La coloration de l'habit – bleu foncé-noir avec un col montant rouge – suivait les traditions oldenbourgeoises. Le rouge était fréquemment la couleur distinctive des fonctionnaires administratifs et financiers, tandis que le bleu foncé ou le noir soulignait le sérieux et l'autorité de la position. Les broderies élaborées en or et en argent sur le col et les parements des manches étaient des insignes de rang fabriqués selon des règlements précis. Ces broderies suivaient généralement des motifs floraux ou géométriques et étaient graduées en complexité et en matériau selon le rang.

Les sept boutons dorés portant les armoiries d'Oldenbourg constituent un détail particulièrement significatif. Les armoiries d'Oldenbourg affichaient traditionnellement les barres des comtes d'Oldenbourg. L'utilisation des armoiries de l'État sur les boutons d'uniforme était un signe clair d'appartenance à la fonction publique d'Oldenbourg et conférait une autorité officielle au porteur. Le nombre et la disposition des boutons étaient également réglementés et indiquaient le rang et la fonction spécifiques.

La doublure en soie noire témoigne de la haute qualité de fabrication. La soie était un matériau précieux utilisé uniquement dans les uniformes des rangs supérieurs. Le travail élaboré et les matériaux nobles faisaient de ces uniformes des investissements considérables pour les fonctionnaires, qui devaient souvent les payer de leur poche, même s'ils étaient tenus de les porter.

L'excellent état de conservation avec seulement des signes minimes d'usure et deux petits trous de mites suggère que l'habit n'était probablement porté qu'à des occasions spéciales. Les fonctionnaires civils portaient généralement leurs uniformes de gala lors de réceptions officielles, de cérémonies, d'audiences avec le Grand-Duc ou d'autres occasions d'État. Pour le service quotidien, des tenues de service plus simples étaient habituelles.

Après la fin de la monarchie en 1918 et la proclamation de la République de Weimar, ces uniformes perdirent leur fonction officielle. Le Grand-Duché d'Oldenbourg devint l'État libre d'Oldenbourg, et les anciens uniformes de la fonction publique ne furent plus portés. Beaucoup de ces vêtements furent donc éliminés ou réutilisés, rendant la préservation d'une telle pièce dans un état presque original particulièrement remarquable.

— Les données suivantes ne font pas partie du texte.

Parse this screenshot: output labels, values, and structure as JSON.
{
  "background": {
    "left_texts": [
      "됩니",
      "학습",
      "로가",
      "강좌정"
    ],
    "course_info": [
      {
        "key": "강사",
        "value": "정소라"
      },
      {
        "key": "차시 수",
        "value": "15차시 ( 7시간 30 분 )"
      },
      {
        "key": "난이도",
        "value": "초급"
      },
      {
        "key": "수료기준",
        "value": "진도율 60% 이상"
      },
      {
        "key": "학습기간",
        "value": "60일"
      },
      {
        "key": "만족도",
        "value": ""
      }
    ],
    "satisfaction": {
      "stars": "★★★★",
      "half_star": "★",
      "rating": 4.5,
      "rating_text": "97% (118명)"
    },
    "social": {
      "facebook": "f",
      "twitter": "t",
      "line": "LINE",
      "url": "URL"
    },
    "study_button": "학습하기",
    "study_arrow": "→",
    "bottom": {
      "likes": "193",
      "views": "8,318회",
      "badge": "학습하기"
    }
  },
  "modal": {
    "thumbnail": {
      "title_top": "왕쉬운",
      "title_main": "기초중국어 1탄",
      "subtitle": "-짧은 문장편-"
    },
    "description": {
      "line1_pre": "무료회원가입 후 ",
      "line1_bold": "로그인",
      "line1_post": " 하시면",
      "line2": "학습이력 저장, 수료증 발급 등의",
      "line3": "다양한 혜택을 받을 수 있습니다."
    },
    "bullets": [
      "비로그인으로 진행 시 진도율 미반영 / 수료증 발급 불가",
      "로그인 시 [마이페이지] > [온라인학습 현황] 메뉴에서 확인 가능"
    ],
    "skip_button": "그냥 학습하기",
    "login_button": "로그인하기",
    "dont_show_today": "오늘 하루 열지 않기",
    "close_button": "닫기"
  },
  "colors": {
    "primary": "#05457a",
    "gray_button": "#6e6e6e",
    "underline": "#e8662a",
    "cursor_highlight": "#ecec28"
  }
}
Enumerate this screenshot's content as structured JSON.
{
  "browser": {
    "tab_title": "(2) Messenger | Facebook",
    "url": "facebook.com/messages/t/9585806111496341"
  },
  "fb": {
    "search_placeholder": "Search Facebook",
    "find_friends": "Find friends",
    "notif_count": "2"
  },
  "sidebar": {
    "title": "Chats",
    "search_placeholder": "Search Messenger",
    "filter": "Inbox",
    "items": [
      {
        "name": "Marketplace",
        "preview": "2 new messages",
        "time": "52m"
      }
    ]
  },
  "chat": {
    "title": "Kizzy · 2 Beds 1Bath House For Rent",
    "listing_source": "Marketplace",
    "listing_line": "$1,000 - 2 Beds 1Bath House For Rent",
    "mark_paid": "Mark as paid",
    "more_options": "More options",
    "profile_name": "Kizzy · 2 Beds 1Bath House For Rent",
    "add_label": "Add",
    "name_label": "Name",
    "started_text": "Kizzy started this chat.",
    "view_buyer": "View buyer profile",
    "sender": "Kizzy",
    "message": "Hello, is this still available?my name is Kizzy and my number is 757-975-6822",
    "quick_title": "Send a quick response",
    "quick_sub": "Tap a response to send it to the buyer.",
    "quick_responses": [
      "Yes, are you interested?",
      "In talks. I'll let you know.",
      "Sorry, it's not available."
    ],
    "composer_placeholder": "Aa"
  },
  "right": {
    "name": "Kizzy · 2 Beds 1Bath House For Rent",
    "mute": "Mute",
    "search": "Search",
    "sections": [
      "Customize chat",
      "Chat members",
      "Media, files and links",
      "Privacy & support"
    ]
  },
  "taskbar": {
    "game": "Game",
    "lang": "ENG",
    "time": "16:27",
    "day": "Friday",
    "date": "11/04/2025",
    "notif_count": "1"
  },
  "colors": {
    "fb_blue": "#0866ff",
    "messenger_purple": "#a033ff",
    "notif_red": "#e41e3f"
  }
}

Aujourd'hui, de tels uniformes de fonctionnaires civils de la période impériale sont considérablement plus rares que les uniformes militaires, car ils ont été produits en quantités plus faibles et conservés moins fréquemment. Ils constituent d'importants témoins de l'histoire administrative et de la culture représentationnelle de l'Empire allemand, offrant des aperçus sur l'ordre social et l'auto-représentation de l'autorité de l'État à la fin du 19e siècle.